Vilified as the personification of the evils of monarchy and exalted as a pinnacle of fashion and beauty, Marie Antoinette’s life and death is symbolic of the downfall of European monarchies in the face of global revolution.

I’ve stated before in this space, that those who do not study history – and understand it’s current application – are doomed to repeat it.

Our school superintendent, Charlie Van Zant Jr., continues to carry out his role in a fashion that appears to be out of sync with the people who are paying his extravagant salary. At the June 16 school board meeting, he outed a Fleming Island High School student’s sexual orientation in a manner that basically told meeting attendees and Comcast viewers at home that he did not care about that child’s station in life, clearly the new “Let them eat cake.”

It came across as a clear retaliation for that student having spoken out at the May school board meeting and again last Thursday for Van Zant’s recent robocall to parents condemning President Obama’s guidelines on giving transgender students dignity and access to restrooms.

His condemnation came minutes after the student’s father approached the podium and spoke of love and how love conquers hatred, just four days after 49 LGBT patrons were gunned down in a rage of hatred in an Orlando nightclub.

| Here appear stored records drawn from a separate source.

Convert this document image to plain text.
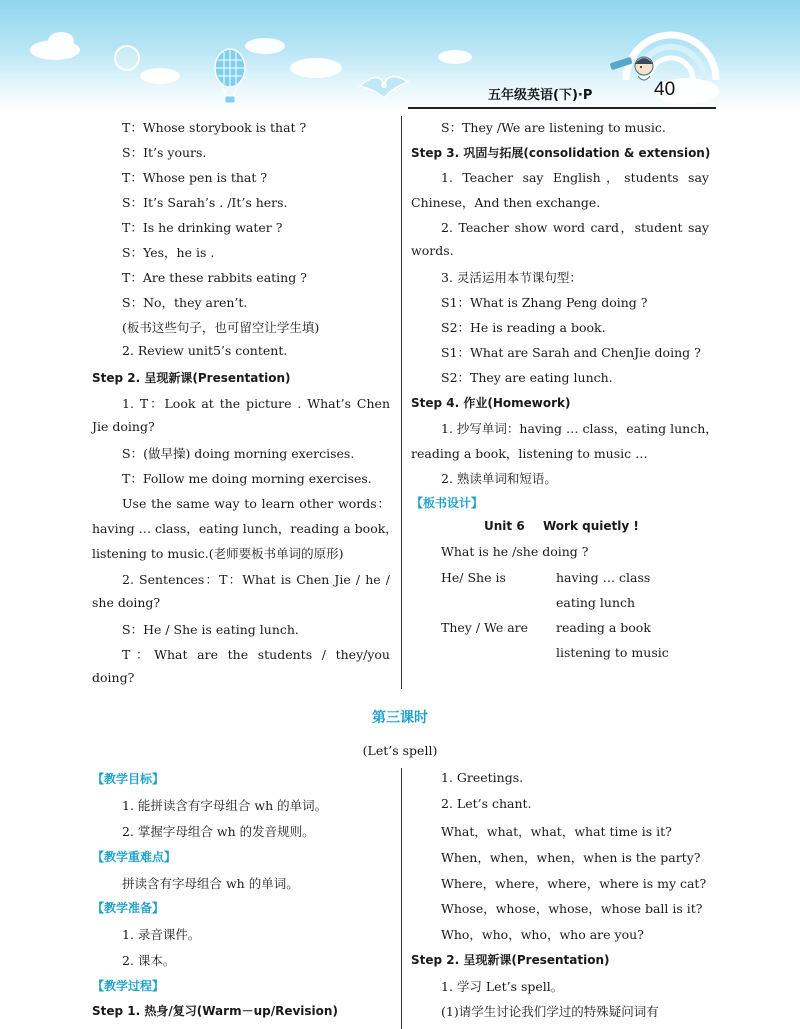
五年级英语(下)·P	40
T：Whose storybook is that ?
S：It’s yours.
T：Whose pen is that ?
S：It’s Sarah’s . /It’s hers.
T：Is he drinking water ?
S：Yes，he is .
T：Are these rabbits eating ?
S：No，they aren’t.
(板书这些句子，也可留空让学生填)
2. Review unit5’s content.
Step 2. 呈现新课(Presentation)
1. T：Look at the picture . What’s Chen
Jie doing?
S：(做早操) doing morning exercises.
T：Follow me doing morning exercises.
Use the same way to learn other words：
having … class，eating lunch，reading a book，
listening to music.(老师要板书单词的原形)
2. Sentences：T：What is Chen Jie / he /
she doing?
S：He / She is eating lunch.
T：What are the students / they/you
doing?
S：They /We are listening to music.
Step 3. 巩固与拓展(consolidation & extension)
1. Teacher say English，students say
Chinese，And then exchange.
2. Teacher show word card，student say
words.
3. 灵活运用本节课句型：
S1：What is Zhang Peng doing ?
S2：He is reading a book.
S1：What are Sarah and ChenJie doing ?
S2：They are eating lunch.
Step 4. 作业(Homework)
1. 抄写单词：having … class，eating lunch，
reading a book，listening to music …
2. 熟读单词和短语。
【板书设计】
Unit 6 Work quietly !
What is he /she doing ?
He/ She is	having … class
eating lunch
They / We are reading a book
listening to music
第三课时
(Let’s spell)
【教学目标】
1. 能拼读含有字母组合 wh 的单词。
2. 掌握字母组合 wh 的发音规则。
【教学重难点】
拼读含有字母组合 wh 的单词。
【教学准备】
1. 录音课件。
2. 课本。
【教学过程】
Step 1. 热身/复习(Warm－up/Revision)
1. Greetings.
2. Let’s chant.
What，what，what，what time is it?
When，when，when，when is the party?
Where，where，where，where is my cat?
Whose，whose，whose，whose ball is it?
Who，who，who，who are you?
Step 2. 呈现新课(Presentation)
1. 学习 Let’s spell。
(1)请学生讨论我们学过的特殊疑问词有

Van Zant’s words are in extreme contrast to what he actually does. Have you ever heard the saying, “What you do speaks so loudly, I cannot hear what you say?”

And then, there’s the issue of the Clay High student, who on the morning of the Orlando massacre, sent out a Tweet stating, “I’d shoot up a gay night club also…Too soon?”

Brandon Carney, a rising senior at Clay High and a member of the football team, sent out the tweet at 9:21 a.m. on June 12, only four hours after the world was learning about the lives lost in the Orlando shooting.

However, the Clay County School District has chosen not to discipline the student who – after seeing others react online in shock and awe to his post – began to back pedal by saying it was “a joke.”

“I’m not shooting [expletive and smiley face] it was a joke.” However, two electronic shout outs later, Carney’s language digresses further when he posts, “All of you are pussy’s who can’t take a joke.” The tirade of perceived terror ends by him stating, “I’m keeping the tweet.”

The concerns of the outed student are as valid as the inane messages sent out to the webosphere by Brandon Carney. However, this is clearly a case of “you’re different from me, so I don’t have to care about you.”

Clay County voters get to decide Aug. 30 if this is the kind of person they want to lead their child’s school district. In the end, love should truly win because there simply is not enough “cake” to go around for everybody.